The BMJ not only do journalism these days, they have opinion pieces by ethicists and lawyers like Daniel Sokol, as well as clinicians, saying mandates are wonderful, who refuse to answer emails pointing out that mandates might well be fine where we have access to the data and can assess how reasonable they are but what about when, contrary to the basic norms of science, we don’t have access to the data and the articles that governments appeal to in justifying mandates are ghostwritten?
In the case of the issues being handled here, its all too easy to imagine The BMJ lawyers not just blanching but having a stroke.
Journals are only interested in letters that are “responses” to their articles, and even those letters are vetted and rejected if the lawyers get anxious. Which leaves posts like this, with links to the evidence backed up by correspondence to the appropriate bodies. Readers are left to interpret what the absence of an answer might mean – we always post answers.
Other Ethical Issues 1
Anyone becoming pregnant now faces an increasingly strange situation. In the last 15 years it has become normal for to be “offered” several vaccines by “healthcare providers”. These include Tdap – tetanus, diphtheria and pertussis. You have to get all three even though only pertussis is claimed to be beneficial. And a Covid vaccine, which is strongly recommended in many countries. And an influenza vaccine, which is vigorously recommended. Hepatitis B will be offered but may not be pushed. Pfizer’s maternal RSV is likely to be scheduled also.

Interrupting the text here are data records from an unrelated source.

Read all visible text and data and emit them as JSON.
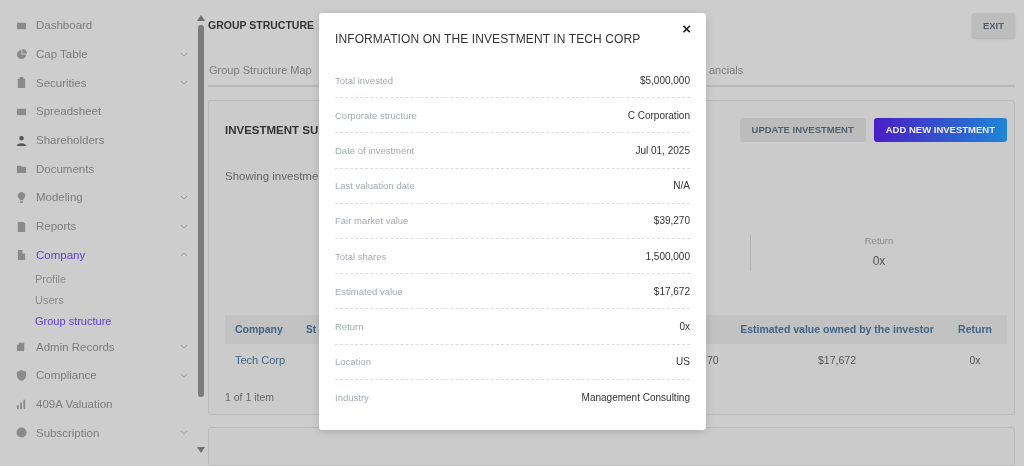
{
  "sidebar": {
    "items": [
      {
        "label": "Dashboard",
        "kind": "link",
        "selected": false
      },
      {
        "label": "Cap Table",
        "kind": "group",
        "expanded": false,
        "selected": false
      },
      {
        "label": "Securities",
        "kind": "group",
        "expanded": false,
        "selected": false
      },
      {
        "label": "Spreadsheet",
        "kind": "link",
        "selected": false
      },
      {
        "label": "Shareholders",
        "kind": "link",
        "selected": false
      },
      {
        "label": "Documents",
        "kind": "link",
        "selected": false
      },
      {
        "label": "Modeling",
        "kind": "group",
        "expanded": false,
        "selected": false
      },
      {
        "label": "Reports",
        "kind": "group",
        "expanded": false,
        "selected": false
      },
      {
        "label": "Company",
        "kind": "group",
        "expanded": true,
        "selected": true,
        "children": [
          {
            "label": "Profile",
            "selected": false
          },
          {
            "label": "Users",
            "selected": false
          },
          {
            "label": "Group structure",
            "selected": true
          }
        ]
      },
      {
        "label": "Admin Records",
        "kind": "group",
        "expanded": false,
        "selected": false
      },
      {
        "label": "Compliance",
        "kind": "group",
        "expanded": false,
        "selected": false
      },
      {
        "label": "409A Valuation",
        "kind": "link",
        "selected": false
      },
      {
        "label": "Subscription",
        "kind": "group",
        "expanded": false,
        "selected": false
      }
    ]
  },
  "page_title": "GROUP STRUCTURE",
  "exit_button": "EXIT",
  "tabs": [
    {
      "label": "Group Structure Map",
      "selected": false
    },
    {
      "label": "ancials",
      "selected": false
    }
  ],
  "investment_summary": {
    "title": "INVESTMENT SU",
    "buttons": [
      {
        "label": "UPDATE INVESTMENT",
        "kind": "secondary"
      },
      {
        "label": "ADD NEW INVESTMENT",
        "kind": "primary"
      }
    ],
    "note": "Showing investme",
    "stats": [
      {
        "label": "Return",
        "value": "0x"
      }
    ],
    "table": {
      "columns": {
        "company": "Company",
        "column_2": "St",
        "estimated_value": "Estimated value owned by the investor",
        "return": "Return"
      },
      "rows": [
        {
          "company": "Tech Corp",
          "column_4": "70",
          "estimated_value": "$17,672",
          "return": "0x"
        }
      ]
    },
    "pagination": "1 of 1 item"
  },
  "modal": {
    "title": "INFORMATION ON THE INVESTMENT IN TECH CORP",
    "close": "×",
    "rows": [
      {
        "label": "Total invested",
        "value": "$5,000,000"
      },
      {
        "label": "Corporate structure",
        "value": "C Corporation"
      },
      {
        "label": "Date of investment",
        "value": "Jul 01, 2025"
      },
      {
        "label": "Last valuation date",
        "value": "N/A"
      },
      {
        "label": "Fair market value",
        "value": "$39,270"
      },
      {
        "label": "Total shares",
        "value": "1,500,000"
      },
      {
        "label": "Estimated value",
        "value": "$17,672"
      },
      {
        "label": "Return",
        "value": "0x"
      },
      {
        "label": "Location",
        "value": "US"
      },
      {
        "label": "Industry",
        "value": "Management Consulting"
      }
    ]
  }
}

Extraordinarily, a week ago, CDC voted to reclassify Nirsevimab, Astra-Zeneca’s monoclonal antibody, a treatment to mitigate the severity of RSV infections, as a vaccine and recommend that every healthy infant get it during the first year of life. Monoclonal antibodies can be highly toxic. They have a welcome place in clinical practice and an earlier version of nirsevimab was used sparingly and likely to good effect but giving this to every infant looks like a recipe for problems – perhaps a widespread loss of confidence in the authorities.
Women these days go out of their way to avoid alcohol, tobacco, processed meats and soft cheeses while pregnant. Following thalidomide they stopped taking drugs above all – for a while. But in recent decades while avoiding meat and cheese etc, they have been prescribed and are taking drugs in ever increasing amounts. Why? Uniquely compared to Foods etc, Drugs come with a ‘This Works’ label.

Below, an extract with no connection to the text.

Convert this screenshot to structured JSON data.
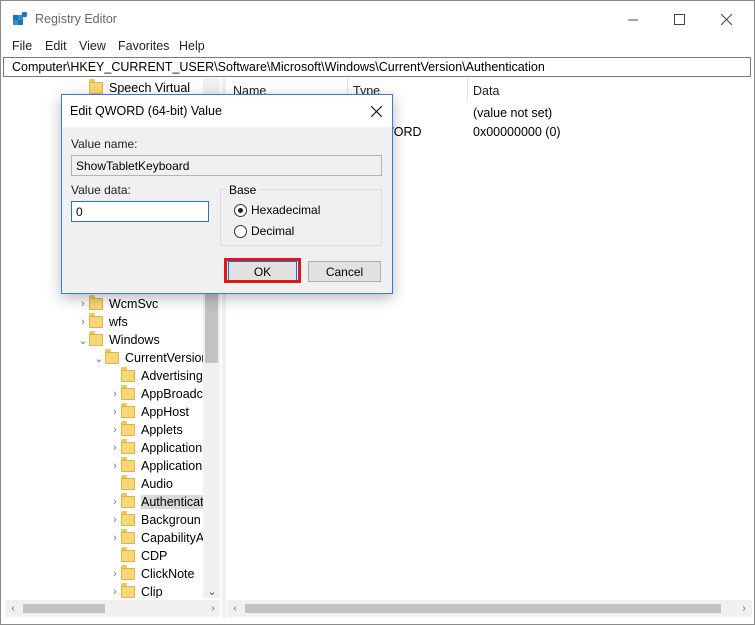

Few appreciate that things that have a ‘This Works’ label, like antidepressants can kill more people than they save. Antidepressants are now the second most commonly taken group of drugs in pregnancy.
Into this mix we now have vaccines. Vaccine recommendations have crept in individually. We have reached a point where, whatever about the potential harms of each vaccine, there is also evidence that RSV vaccinations reduce the effectiveness of Tdap and influenza vaccines if given at the same time. There are a lot more vaccines in the pipeline.
This is a compelling demonstration of the risks of polypharmacy and the need to reduce medication burdens. Effectiveness has limits and will require choices. Who should make these choices?
Other Ethical Issues 2
4. Vaccine trials in pregnancy have been obsessed with measuring antibody levels in the babies and the protocols call for an extraordinary number of blood tests on infants – leading one NHS ethics committee to reject a GSK trial for exactly this reason. It is more important to monitor clinically significant infection as well as placental function and intrauterine development of the fetus.
5. Should we encourage women to get involved in trials in pregnancy where there is no extra monitoring of their pregnancy? Where inducements of over $1,000 are provided? Where they do not appear to be informed for instance that breast-feeding offers the best protection against RSV and other infections and where Pfizer subsequently provide no data on the benefits of breast feeding.